I held my head as still as a vase, something breakable that had a crack, and the crack was spreading. I said, “I felt it too. When we…”
His phone rang. It was the most intrusive sound I could imagine. Even Jake looked annoyed, but he looked at the number and jumped off his stool and walked to the bathroom and I continued to hold perfectly still.
The waitress came to clear the plates. She stacked them in the most disordered, haphazard stack I’d ever seen. Even I could do better. She threw them roughly in the bus tub. The plates landed with a crack and the silverware slipped with a slight splash into the juices that lived in the bottom of bus tubs. I had pitied her when we came in, but now I realized that we had the same job.
“Debbie,” he called out to the waitress. “Nancy? Sandra?” He didn’t sit back down on the stool, he was leaning against the counter now, and I knew our night was over. “I have to go,” he said, “I was supposed to meet someone twenty minutes ago.”
I nodded, perfunctorily. But I heard this: It wasn’t some undeclared rule that kept him from taking me home all those nights I was practically begging for it. He was interested. It was that I wasn’t living up to my potential.

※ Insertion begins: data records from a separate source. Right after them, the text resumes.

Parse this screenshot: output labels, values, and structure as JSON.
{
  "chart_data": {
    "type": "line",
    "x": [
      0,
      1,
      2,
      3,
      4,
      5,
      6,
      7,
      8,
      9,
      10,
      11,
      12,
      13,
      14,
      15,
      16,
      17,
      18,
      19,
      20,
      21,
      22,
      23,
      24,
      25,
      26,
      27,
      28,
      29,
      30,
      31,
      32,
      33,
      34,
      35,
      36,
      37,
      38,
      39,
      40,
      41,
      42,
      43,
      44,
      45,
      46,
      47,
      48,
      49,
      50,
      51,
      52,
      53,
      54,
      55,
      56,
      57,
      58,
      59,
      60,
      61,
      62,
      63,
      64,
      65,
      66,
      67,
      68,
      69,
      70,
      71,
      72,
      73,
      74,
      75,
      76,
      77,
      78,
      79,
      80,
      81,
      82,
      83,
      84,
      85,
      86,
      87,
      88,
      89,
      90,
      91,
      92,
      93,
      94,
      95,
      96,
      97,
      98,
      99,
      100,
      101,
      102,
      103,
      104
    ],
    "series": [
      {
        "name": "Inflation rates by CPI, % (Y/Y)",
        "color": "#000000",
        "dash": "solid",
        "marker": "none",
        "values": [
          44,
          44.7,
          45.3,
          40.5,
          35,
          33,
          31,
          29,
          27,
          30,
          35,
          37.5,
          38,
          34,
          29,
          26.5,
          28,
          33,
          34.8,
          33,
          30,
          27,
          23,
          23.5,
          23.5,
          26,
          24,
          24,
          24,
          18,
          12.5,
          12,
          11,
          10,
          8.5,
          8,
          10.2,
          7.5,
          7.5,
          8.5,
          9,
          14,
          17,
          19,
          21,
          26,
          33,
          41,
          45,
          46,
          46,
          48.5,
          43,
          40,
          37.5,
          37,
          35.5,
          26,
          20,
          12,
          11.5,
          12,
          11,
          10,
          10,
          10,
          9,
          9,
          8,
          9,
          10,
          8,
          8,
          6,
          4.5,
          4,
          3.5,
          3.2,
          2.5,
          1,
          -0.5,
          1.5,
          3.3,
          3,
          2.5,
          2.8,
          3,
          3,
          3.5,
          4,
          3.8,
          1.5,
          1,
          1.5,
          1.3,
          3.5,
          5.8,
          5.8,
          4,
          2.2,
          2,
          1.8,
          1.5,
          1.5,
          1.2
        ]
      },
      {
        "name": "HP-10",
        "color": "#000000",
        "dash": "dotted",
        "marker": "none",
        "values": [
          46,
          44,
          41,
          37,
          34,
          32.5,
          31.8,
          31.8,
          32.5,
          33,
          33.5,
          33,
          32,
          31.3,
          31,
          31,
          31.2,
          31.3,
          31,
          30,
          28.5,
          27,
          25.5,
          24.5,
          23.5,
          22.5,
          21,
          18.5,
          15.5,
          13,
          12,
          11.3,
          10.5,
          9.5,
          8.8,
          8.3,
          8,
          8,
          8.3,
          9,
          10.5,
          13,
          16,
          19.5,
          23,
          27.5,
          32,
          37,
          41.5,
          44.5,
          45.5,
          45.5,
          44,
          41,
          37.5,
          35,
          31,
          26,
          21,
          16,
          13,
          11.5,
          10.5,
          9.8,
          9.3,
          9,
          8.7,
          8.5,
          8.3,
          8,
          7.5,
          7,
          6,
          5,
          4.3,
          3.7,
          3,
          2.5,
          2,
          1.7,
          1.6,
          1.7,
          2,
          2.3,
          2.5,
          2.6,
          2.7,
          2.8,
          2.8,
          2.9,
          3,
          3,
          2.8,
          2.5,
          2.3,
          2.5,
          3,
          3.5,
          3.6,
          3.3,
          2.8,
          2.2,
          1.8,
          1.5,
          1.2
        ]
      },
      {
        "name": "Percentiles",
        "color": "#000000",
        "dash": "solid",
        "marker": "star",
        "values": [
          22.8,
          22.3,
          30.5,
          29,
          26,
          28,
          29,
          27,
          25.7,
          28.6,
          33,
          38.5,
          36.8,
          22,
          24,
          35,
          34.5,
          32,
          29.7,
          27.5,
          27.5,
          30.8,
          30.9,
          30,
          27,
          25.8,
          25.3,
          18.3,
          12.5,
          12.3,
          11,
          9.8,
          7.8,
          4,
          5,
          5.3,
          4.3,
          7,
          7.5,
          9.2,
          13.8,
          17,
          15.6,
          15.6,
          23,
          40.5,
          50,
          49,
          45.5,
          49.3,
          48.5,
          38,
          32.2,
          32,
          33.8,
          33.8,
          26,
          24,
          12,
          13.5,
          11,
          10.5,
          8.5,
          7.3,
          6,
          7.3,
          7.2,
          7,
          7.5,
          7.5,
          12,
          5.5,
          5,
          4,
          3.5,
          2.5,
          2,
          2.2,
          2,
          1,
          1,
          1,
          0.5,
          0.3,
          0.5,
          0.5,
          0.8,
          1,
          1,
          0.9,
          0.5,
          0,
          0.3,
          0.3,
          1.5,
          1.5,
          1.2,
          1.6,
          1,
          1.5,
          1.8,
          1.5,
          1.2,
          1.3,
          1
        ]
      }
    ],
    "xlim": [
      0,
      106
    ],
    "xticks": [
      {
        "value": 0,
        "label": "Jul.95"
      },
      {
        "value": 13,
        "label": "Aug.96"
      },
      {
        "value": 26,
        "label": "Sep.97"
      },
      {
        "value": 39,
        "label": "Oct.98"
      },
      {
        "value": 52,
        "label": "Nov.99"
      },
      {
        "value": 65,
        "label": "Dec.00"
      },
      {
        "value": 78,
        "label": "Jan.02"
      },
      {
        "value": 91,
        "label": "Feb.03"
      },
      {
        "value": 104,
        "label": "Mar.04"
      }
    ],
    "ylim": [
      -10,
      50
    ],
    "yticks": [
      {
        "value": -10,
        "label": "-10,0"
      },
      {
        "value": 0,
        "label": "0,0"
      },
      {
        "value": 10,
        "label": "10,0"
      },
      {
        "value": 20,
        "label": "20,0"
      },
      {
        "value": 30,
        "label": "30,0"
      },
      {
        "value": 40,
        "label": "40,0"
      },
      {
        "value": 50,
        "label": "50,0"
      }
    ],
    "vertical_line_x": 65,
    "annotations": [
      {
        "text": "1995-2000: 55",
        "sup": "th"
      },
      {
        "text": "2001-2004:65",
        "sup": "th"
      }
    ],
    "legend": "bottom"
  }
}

“This is my treat. A belated holiday dinner. I heard you had a wild Thanksgiving. I’m sorry I missed it.”
He pulled cash out of his wallet. He sent off a text while he drank his beer. I spun around on my stool, watched people duck into doorways out of the fluorescent rain.
“I’m different,” I said, not caring about how simpleminded I sounded. I knew how he saw me—grasping, lost. I didn’t know yet in which ways he was right or wrong.
But what he didn’t know was that I had escaped. That I had gotten myself here. I helped myself to his beer. “I don’t have to choose between my looks or whatever. I’m going to have everything. Didn’t you say that the aesthetic and the ethical must coexist?”
I hit him with my knees. “Now. Where the fuck am I and how do I get home?”